Sidang MK : Diskualifikasi Petahana Alot, Beda Tafsir KPU-Bawaslu

GORONTALO -GP- Rekomendasi Badan Pengawas Pemilu (Bawaslu) Kabupaten Gorontalo mendiskualifikasi pasangan calon Nelson Pomalingo-Hendra Hemeto, menjadi pembahasan alot dalam sidang lanjutan sengketa Pilkada yang berlangsung di Mahkamah Konstitusi (MK), kemarin (3/2). Pada persidangan itu, Komisi Pemilihan Umum Kabupaten Gorontalo selaku termohon memastikan telah menindaklanjuti rekomendasi Bawaslu tentang pendiskualifikasian pasangan Nelson Pomalingo-Hendra Hemeto selaku pihak terkait.

Demikian jawaban yang disampaikan Moh. Salman Darwis selaku kuasa hukum Termohon dalam sidang dengan agenda mendengarkan jawaban Termohon, Keterangan Pihak Terkait, Keterangan Bawaslu, dan Pengesahan Alat Bukti. “Dengan merujuk pada Pasal 140 tentang pemilihan kepala daerah bahwa pada intinya secara konseptual untuk mencari kebenaran, maka Termohon berkesimpulan bahwa Pihak Terkait tidak melanggar ketentuan Pasal 71 UU 10/2016,” ucap Salman pada sidang Panel III yang dipimpin Hakim Konstitusi Arief Hidayat dengan didampingi Hakim Konstitusi Manahan MP Sitompul, dan Hakim Konstitusi Saldi Isra.

Dalam keterangan lanjutan, Salman menjabarkan dalam melaksanakan, memeriksa, dan memutus perkara a quo, termohon memperhatikan unsur hak konstitusional warga negara atas pelanggaran yang didakwakan tersebut.

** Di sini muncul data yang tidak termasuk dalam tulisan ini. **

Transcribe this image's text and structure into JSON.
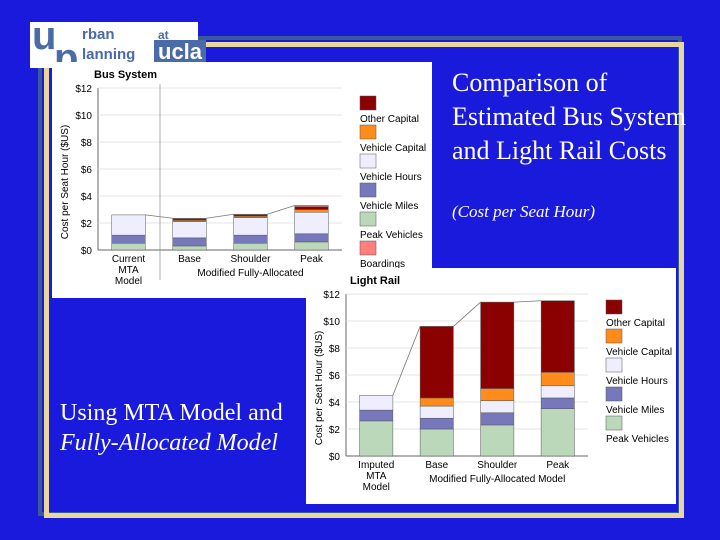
{
  "logo": {
    "u": "u",
    "p": "p",
    "urban": "rban",
    "planning": "lanning",
    "at": "at",
    "ucla": "ucla"
  },
  "slide": {
    "title": "Comparison of Estimated Bus System and Light Rail Costs",
    "subtitle": "(Cost per Seat Hour)",
    "body_line1": "Using MTA Model and",
    "body_line2": "Fully-Allocated Model"
  },
  "colors": {
    "background": "#1a1adc",
    "frame_outer": "#3a5a9a",
    "frame_inner": "#e8d8a0",
    "other_capital": "#8b0000",
    "vehicle_capital": "#ff8c1a",
    "vehicle_hours": "#eeeeff",
    "vehicle_miles": "#7777bb",
    "peak_vehicles": "#bbd8bb",
    "boardings": "#ff7f7f"
  },
  "chart_data": [
    {
      "type": "bar",
      "title": "Bus System",
      "ylabel": "Cost per Seat Hour ($US)",
      "ylim": [
        0,
        12
      ],
      "yticks": [
        "$0",
        "$2",
        "$4",
        "$6",
        "$8",
        "$10",
        "$12"
      ],
      "categories": [
        "Current MTA Model",
        "Base",
        "Shoulder",
        "Peak"
      ],
      "group_label": "Modified Fully-Allocated",
      "legend": [
        "Other Capital",
        "Vehicle Capital",
        "Vehicle Hours",
        "Vehicle Miles",
        "Peak Vehicles",
        "Boardings"
      ],
      "series": [
        {
          "name": "Peak Vehicles",
          "values": [
            0.5,
            0.3,
            0.5,
            0.6
          ]
        },
        {
          "name": "Vehicle Miles",
          "values": [
            0.6,
            0.6,
            0.6,
            0.6
          ]
        },
        {
          "name": "Vehicle Hours",
          "values": [
            1.5,
            1.2,
            1.3,
            1.6
          ]
        },
        {
          "name": "Vehicle Capital",
          "values": [
            0,
            0.1,
            0.1,
            0.2
          ]
        },
        {
          "name": "Other Capital",
          "values": [
            0,
            0.1,
            0.1,
            0.2
          ]
        },
        {
          "name": "Boardings",
          "values": [
            0,
            0.05,
            0.05,
            0.1
          ]
        }
      ]
    },
    {
      "type": "bar",
      "title": "Light Rail",
      "ylabel": "Cost per Seat Hour ($US)",
      "ylim": [
        0,
        12
      ],
      "yticks": [
        "$0",
        "$2",
        "$4",
        "$6",
        "$8",
        "$10",
        "$12"
      ],
      "categories": [
        "Imputed MTA Model",
        "Base",
        "Shoulder",
        "Peak"
      ],
      "group_label": "Modified Fully-Allocated Model",
      "legend": [
        "Other Capital",
        "Vehicle Capital",
        "Vehicle Hours",
        "Vehicle Miles",
        "Peak Vehicles"
      ],
      "series": [
        {
          "name": "Peak Vehicles",
          "values": [
            2.6,
            2.0,
            2.3,
            3.5
          ]
        },
        {
          "name": "Vehicle Miles",
          "values": [
            0.8,
            0.8,
            0.9,
            0.8
          ]
        },
        {
          "name": "Vehicle Hours",
          "values": [
            1.1,
            0.9,
            0.9,
            0.9
          ]
        },
        {
          "name": "Vehicle Capital",
          "values": [
            0,
            0.6,
            0.9,
            1.0
          ]
        },
        {
          "name": "Other Capital",
          "values": [
            0,
            5.3,
            6.4,
            5.3
          ]
        }
      ]
    }
  ]
}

Berdasarkan keterangan ahli dan pelapor serta pemberi keterangan, maka keputusan Termohon dalam perkara ini berpedoman pada Pasal 140 UU Pilkada dan PKPU No. 13/2014. Salman pun menegaskan berdasarkan proses pencermatan alat bukti, segala program yang diduga Pemohon sebagai suatu bentuk pelanggaran tersebut, sejatinya sudah diprogramkan oleh Pemerintah Daerah. “Artinya program yang ada tersebut tidak dibuat dalam rangka memenangkan paslon,” jelas Salman.

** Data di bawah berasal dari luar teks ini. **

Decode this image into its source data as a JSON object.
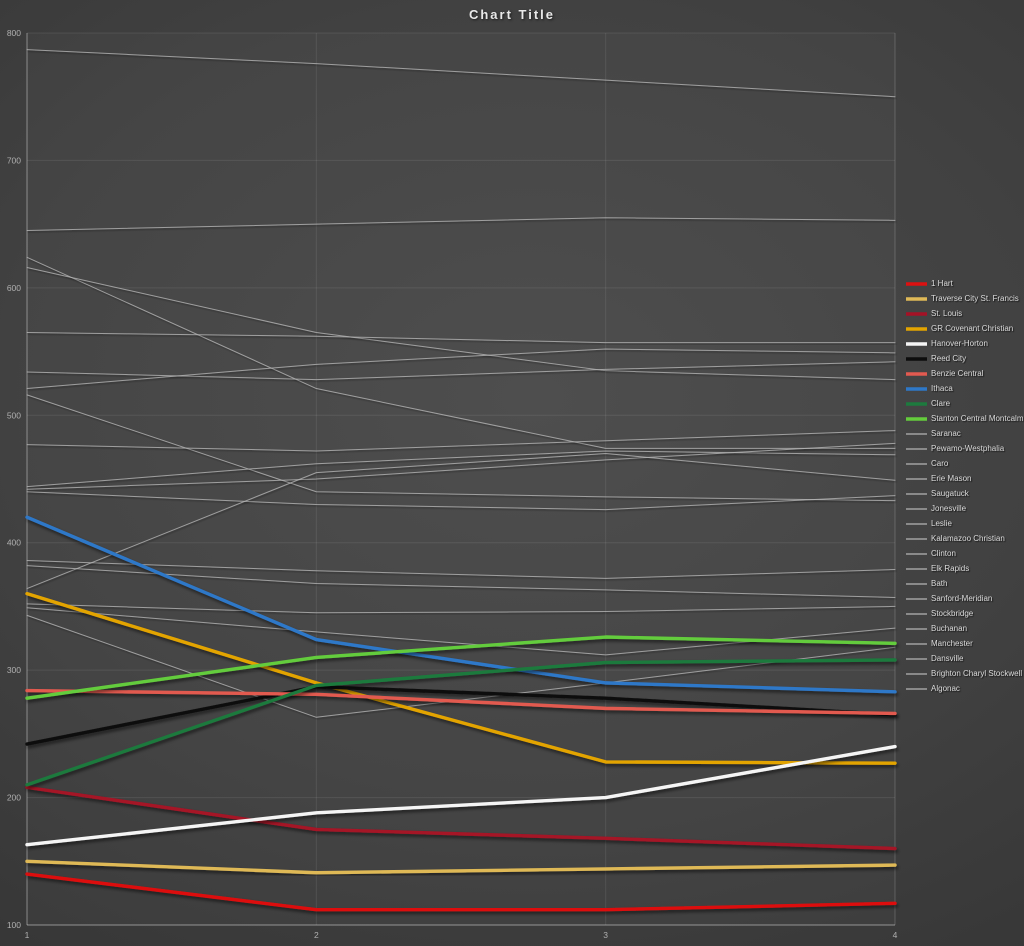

Sementara terkait dengan adanya perbedaan pelaksanaan penafsiran putusan Bawaslu oleh Termohon, Salman mengatakan hal tersebut kembali pada legitimasi pihaknya sebagai lembaga dengan berpedoman pada pasal 139 dan Pasal 140 UU Pilkada. Harusnya bagi pihak yang berkeberatan atas Keputusan KPU, sambung Salman, baiknya menempuh jalan yang telah ditentukan norma yang berlaku.

“Artinya jika ada perbedaan penafsiran antara pihak peserta pemilihan dan penyelenggara, prosesnya dapat diajukan ke pengadilan tinggi tata usaha negara hingga ke Mahkamah Agung. Jadi, untuk mengoreksi putusan kami itu ada prosesnya,” terang Salman terhadap perkara yang teregistrasi Nomor 48/PHP.BUP-XIX/2021 yang diajukan oleh Pasangan Calon Bupati dan Wakil Bupati Nomor Urut 1 Tonny S. Junus dan Daryatno Gobel.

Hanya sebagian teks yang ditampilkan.